Lifecycle of a Pulumi Program

Session Information

Infrastructure as Code provides a way for teams and companies to standardize the way they manage and secure applications. In this talk, Fariba Khan and Stephen Van Gordon will share how they leverage a custom state backend with SSO, RBAC, and programmatically configurable pipelines powered by CICD tooling and the Pulumi Automation API to drive IaC at Apple.

This framework of tools enables teams to provision secure-by-default Compute, Storage, Identity, Ingress, and other components available in multiple languages in very little time and without any manual interventions. This experience is complemented by operations-friendly workflows previewing infrastructure changes between deployments, as well as cost and policy violations directly in Github comments. This results in reduced cognitive overhead when making changes to a deployment. Finally, by providing the state store for IaC stacks our team gains insight into usage patterns, security issues, and compliance via rich data and analytics.

Presenters
  • Fariba Khan
    Engineer, Cloud Services, Apple
  • Stephen Van Gordon
    Engineer, Cloud Services, Apple
  • My name is Stephen. My colleague Fariba and I are excited to talk about the work our team at Apple has been doing using Pulumi. Here’s what we’re going to talk about today. First, we will share a little about our team at Apple Cloud Services. Then, we will discuss some of the challenges to maintaining engineer velocity when working in the cloud.

    Next, we will talk about some of the foundations that we provide to help teams be productive on their cloud engineering journey. Then, to make things concrete, we will look at a case study of a few Pulumi programs that bring up a service managed by a small team. That service also happens to be our state backend. Finally, we will share a few recommendations, based on our experiences. Fariba and I are members of the Hybrid Cloud Engineering Team, a part of Apple Cloud Services.

    Apple Cloud Services builds managed services, first party cloud resources, bill automation tools and developer experience products for Apple engineers. Basically, we focus on taking the complexity out of the cloud. We use infrastructure as code principles to increase engineering velocity and help Apple engineers follow security and cloud engineering best practices. Next, we’ll talk about some of the challenges to maintaining engineer velocity while working in the cloud. Based on our experience, we saw that teams were encountering similar sets of challenges on their cloud engineering journeys.

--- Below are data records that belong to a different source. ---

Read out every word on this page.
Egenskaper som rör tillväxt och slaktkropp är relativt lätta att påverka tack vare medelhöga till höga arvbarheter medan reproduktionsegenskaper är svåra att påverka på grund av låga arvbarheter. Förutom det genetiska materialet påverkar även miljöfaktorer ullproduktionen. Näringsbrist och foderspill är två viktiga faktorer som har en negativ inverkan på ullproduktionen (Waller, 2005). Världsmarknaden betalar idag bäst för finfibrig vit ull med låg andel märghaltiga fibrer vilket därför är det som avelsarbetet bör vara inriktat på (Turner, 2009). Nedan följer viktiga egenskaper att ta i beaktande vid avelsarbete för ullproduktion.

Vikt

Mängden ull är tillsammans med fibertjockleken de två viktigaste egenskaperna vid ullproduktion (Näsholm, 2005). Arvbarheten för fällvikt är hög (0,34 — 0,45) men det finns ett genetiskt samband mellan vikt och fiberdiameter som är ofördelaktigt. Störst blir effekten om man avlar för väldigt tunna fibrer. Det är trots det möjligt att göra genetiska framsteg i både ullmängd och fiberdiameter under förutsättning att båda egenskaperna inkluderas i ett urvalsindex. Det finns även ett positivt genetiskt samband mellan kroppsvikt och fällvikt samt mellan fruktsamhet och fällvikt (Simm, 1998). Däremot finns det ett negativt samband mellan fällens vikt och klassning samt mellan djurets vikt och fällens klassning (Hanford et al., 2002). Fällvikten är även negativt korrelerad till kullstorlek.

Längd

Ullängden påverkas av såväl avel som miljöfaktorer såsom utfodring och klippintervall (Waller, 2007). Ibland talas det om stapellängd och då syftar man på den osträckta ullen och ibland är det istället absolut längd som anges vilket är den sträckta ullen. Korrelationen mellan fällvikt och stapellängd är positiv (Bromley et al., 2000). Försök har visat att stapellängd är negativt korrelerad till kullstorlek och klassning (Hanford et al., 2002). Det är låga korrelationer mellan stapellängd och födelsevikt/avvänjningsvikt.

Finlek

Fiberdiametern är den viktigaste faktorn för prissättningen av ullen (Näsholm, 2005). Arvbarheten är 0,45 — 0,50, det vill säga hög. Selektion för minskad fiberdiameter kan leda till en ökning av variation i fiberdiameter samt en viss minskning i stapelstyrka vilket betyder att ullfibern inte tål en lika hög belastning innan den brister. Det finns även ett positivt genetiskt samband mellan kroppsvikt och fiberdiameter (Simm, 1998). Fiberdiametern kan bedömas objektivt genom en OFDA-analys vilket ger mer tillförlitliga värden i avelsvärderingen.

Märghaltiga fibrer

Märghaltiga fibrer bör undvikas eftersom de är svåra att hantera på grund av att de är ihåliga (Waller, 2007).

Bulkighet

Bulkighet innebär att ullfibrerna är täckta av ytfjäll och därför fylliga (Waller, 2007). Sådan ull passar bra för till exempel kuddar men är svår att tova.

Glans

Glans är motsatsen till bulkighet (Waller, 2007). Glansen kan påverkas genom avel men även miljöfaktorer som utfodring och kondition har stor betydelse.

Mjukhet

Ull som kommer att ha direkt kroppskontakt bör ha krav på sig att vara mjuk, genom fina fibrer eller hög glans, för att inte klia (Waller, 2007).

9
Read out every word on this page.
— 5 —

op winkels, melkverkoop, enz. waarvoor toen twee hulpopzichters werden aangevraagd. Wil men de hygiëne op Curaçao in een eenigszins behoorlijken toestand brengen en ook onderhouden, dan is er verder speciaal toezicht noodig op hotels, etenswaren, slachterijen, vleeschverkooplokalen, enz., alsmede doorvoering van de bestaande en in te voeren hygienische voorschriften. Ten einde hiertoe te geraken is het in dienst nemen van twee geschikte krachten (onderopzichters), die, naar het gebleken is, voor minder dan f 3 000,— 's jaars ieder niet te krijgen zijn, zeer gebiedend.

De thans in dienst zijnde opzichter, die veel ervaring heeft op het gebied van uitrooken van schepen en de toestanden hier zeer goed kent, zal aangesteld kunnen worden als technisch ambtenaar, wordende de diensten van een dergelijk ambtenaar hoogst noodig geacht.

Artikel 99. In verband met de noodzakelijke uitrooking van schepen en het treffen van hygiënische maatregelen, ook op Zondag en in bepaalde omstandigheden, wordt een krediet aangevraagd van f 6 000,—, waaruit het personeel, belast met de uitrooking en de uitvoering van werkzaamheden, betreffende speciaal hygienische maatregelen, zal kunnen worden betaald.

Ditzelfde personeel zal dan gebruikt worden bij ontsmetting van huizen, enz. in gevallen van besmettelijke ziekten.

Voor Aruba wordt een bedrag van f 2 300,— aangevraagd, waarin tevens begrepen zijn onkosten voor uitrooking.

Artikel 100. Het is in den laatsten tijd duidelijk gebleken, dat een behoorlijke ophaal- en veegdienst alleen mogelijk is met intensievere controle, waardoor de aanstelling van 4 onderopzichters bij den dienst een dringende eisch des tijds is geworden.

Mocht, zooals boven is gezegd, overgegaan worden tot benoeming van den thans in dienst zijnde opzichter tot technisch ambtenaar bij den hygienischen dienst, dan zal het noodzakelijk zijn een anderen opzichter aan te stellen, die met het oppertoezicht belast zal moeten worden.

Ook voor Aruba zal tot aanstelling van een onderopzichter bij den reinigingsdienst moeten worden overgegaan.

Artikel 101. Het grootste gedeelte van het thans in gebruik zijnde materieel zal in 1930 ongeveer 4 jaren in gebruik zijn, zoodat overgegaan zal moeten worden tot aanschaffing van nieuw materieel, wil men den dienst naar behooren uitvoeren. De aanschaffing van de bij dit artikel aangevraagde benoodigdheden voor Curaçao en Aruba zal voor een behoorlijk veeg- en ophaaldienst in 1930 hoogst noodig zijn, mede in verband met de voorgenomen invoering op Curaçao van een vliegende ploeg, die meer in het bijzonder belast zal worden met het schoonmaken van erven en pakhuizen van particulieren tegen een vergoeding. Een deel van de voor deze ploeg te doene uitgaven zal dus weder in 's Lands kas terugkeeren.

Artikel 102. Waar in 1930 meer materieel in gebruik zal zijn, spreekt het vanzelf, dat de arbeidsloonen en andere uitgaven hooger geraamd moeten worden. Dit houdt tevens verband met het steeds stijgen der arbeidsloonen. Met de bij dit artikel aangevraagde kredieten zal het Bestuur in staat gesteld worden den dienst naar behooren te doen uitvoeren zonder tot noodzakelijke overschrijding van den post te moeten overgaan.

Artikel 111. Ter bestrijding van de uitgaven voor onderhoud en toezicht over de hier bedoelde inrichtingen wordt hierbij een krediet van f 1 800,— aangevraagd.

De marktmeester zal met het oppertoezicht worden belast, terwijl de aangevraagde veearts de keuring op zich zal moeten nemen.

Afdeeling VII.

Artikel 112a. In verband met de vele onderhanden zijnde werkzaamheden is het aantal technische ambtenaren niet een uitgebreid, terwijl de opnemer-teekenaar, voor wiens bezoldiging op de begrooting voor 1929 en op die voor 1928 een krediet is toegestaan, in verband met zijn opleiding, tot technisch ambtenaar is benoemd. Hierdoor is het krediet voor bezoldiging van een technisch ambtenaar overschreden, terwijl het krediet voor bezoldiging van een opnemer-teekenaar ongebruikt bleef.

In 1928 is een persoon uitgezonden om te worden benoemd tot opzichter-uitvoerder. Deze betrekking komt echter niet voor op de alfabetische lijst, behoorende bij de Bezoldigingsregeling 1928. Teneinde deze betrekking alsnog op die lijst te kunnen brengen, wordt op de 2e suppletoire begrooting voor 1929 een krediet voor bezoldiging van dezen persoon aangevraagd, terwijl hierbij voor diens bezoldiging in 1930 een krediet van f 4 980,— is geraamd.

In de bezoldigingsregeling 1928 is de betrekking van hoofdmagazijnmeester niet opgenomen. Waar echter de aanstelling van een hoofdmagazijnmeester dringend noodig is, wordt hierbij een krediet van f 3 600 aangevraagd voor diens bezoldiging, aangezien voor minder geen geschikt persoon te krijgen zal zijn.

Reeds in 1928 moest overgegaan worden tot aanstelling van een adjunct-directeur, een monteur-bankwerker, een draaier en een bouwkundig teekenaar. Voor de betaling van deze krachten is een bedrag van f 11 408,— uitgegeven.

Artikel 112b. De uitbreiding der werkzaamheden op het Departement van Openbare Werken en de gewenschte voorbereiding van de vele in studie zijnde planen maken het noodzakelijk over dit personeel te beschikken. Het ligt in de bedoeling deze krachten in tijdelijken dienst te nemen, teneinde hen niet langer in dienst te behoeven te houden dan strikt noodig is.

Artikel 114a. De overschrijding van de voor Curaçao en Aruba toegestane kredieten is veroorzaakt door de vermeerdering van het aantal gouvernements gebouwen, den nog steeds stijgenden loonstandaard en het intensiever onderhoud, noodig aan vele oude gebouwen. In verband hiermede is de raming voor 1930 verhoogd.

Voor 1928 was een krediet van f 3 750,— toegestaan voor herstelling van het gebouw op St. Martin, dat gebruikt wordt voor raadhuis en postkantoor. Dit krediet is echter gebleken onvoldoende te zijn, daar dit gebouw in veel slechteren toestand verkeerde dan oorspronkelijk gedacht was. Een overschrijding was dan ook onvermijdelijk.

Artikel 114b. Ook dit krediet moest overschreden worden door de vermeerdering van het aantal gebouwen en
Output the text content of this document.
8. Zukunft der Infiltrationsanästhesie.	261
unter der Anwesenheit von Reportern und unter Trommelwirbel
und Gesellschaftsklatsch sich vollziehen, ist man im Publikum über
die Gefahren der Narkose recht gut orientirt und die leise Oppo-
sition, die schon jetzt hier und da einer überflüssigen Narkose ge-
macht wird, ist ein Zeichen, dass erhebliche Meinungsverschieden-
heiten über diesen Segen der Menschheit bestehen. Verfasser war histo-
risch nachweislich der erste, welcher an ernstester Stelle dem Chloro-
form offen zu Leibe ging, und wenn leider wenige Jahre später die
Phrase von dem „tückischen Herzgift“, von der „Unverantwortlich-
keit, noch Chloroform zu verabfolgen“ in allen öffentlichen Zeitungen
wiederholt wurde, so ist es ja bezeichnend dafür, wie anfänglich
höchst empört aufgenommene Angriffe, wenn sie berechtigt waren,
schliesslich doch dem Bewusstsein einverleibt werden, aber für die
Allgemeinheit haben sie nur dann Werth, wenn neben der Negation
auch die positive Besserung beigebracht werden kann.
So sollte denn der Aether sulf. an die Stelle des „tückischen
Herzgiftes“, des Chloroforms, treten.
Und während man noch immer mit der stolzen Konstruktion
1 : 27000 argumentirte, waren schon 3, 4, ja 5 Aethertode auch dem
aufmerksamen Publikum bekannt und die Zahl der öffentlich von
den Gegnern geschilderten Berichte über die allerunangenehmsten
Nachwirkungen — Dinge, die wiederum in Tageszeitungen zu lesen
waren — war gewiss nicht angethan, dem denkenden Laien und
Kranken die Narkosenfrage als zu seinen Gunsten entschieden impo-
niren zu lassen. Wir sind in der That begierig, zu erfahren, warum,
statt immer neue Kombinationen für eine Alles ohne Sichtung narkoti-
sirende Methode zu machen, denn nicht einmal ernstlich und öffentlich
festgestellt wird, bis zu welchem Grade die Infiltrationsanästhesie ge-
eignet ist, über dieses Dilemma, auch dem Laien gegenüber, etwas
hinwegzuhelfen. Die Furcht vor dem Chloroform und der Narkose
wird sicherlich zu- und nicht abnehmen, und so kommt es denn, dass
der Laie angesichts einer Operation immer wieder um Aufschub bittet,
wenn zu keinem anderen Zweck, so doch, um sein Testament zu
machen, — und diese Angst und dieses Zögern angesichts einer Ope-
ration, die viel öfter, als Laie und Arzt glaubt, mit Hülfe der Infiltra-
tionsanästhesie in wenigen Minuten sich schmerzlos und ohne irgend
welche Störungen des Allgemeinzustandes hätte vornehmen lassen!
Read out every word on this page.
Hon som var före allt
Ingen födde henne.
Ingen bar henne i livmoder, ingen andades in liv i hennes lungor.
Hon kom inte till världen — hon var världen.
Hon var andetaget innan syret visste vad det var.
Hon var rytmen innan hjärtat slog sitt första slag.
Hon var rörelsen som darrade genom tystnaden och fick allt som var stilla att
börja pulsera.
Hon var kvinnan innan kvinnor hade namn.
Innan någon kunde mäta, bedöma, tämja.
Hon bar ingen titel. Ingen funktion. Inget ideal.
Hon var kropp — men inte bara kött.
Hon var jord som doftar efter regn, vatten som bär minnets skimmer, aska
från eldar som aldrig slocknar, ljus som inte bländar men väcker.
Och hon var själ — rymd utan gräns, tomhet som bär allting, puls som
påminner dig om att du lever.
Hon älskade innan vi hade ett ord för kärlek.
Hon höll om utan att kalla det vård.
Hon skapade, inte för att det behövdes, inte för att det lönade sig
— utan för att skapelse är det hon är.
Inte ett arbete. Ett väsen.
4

    When resources are fragmented across many different cloud providers and types of resources, the number of tools and interfaces that engineers must learn increases exponentially. Velocity is increased with repeatable processes, without any one-offs or bespoke infrastructure, which fragmentation doesn’t allow. We want to treat our stacks and resources as interchangeable. We strive for ephemeral stacks and environments. We want to be able to bring up and tear down stacks and environments without side effects.

    Security is hard and infrastructure is hard. And putting the two things together is harder. There’s a lot that people need to do to make the infrastructure secure. But they also need to know how to make their infrastructure secure. This becomes harder with fragmentation, when engineers are working across different interfaces.

    As the number of stacks increases, and as the relationships between them becomes more complex, we need tools to manage these relationships. This touches on repeatability. We want engineers to be able to drive updates from CICD. It also touches on fragmentation. We don’t want engineers to have to cobble together a disk script’s set of scripts in YAML, for making critical production changes.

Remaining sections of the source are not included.